The Mudcat Café TM
Thread #135626   Message #3095388
Posted By: Artful Codger
14-Feb-11 - 07:38 PM
Thread Name: Tech: Non-ASCII character display problems
Subject: RE: Tech: Non-ASCII character display problems
All of this holds true with a UTF-16 encoding as well, so the superiority of using UTF-8 for the web page itself has still not been demonstrated. In fact, it may still require an extra step to convert the UTF-8 input to UTF-16 which the Cold Fusion scripts can handle directly. This is an unnecessary complication.

If input remains handled on the thread display page, the argument for UTF-8 is both stronger and weaker. It would allow legacy messages to be included unconverted (the character size is still 8-bit), even though high-bit characters would largely get blitzed. (Note that arbitrary sequences introduced by high-bit characters violate the encoding scheme--not every character combination is valid--so you're just trusting that browsers will behave benignly.) It would probably still allow users to switch view encoding to see what was originally meant. Sadly, the number of posts with wonky displays would skyrocket unless emulation was used along the lines i suggested. In that case, emulation would also be necessary to view the message with a diffent source encoding applied, and then using UTF-8 rather than UTF-16 is a distinct liability (two conversions required instead of one--one must go through UTF-16 to produce either the equivalent UTF-8 or character references).

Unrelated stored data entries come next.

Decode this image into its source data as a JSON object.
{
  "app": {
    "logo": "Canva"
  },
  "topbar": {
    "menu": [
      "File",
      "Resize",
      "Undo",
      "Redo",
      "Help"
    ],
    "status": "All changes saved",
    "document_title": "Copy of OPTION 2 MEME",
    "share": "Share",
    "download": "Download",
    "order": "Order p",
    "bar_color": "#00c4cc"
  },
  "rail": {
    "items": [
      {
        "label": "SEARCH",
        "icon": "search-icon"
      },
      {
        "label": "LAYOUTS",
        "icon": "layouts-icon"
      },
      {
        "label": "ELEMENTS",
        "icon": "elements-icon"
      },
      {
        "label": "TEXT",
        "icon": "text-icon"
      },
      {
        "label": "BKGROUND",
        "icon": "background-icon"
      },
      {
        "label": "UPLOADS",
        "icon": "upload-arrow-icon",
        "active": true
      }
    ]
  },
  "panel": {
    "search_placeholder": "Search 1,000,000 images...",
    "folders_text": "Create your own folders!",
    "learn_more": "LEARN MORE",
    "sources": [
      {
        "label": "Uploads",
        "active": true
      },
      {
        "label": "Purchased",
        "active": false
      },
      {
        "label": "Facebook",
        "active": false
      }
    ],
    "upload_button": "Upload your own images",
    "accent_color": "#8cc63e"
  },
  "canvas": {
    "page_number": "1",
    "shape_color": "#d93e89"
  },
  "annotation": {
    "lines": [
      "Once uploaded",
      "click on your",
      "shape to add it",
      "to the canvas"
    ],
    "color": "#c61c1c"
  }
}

Storage is a separate issue entirely. If (for new posts) everything is converted to character references, it conforms to byte-oriented storage, as is probably used now. But you're much more likely to exceed some length boundaries, particularly for title information. Storing raw UTF-8 would reduce this in most cases, but then you have to know that you stored UTF-8 rather than some legacy 8-bit encoding, and I'm not sure how this would impact DB searching. Even character references have an impact on searches: does the DB understand them? If not, how can it normalize the different forms they may take (mnemonic or numeric? zero-padded or not?) for comparison? That problem most likely exists at present, but the relative disuse of escapes in comparison to ISO-Latin-1 masks it. In any case, most people search only by ASCII words, where char refs are a non-issue. And if users no longer had to encode text, most char refs encountered in new posts would match, being produced by the system.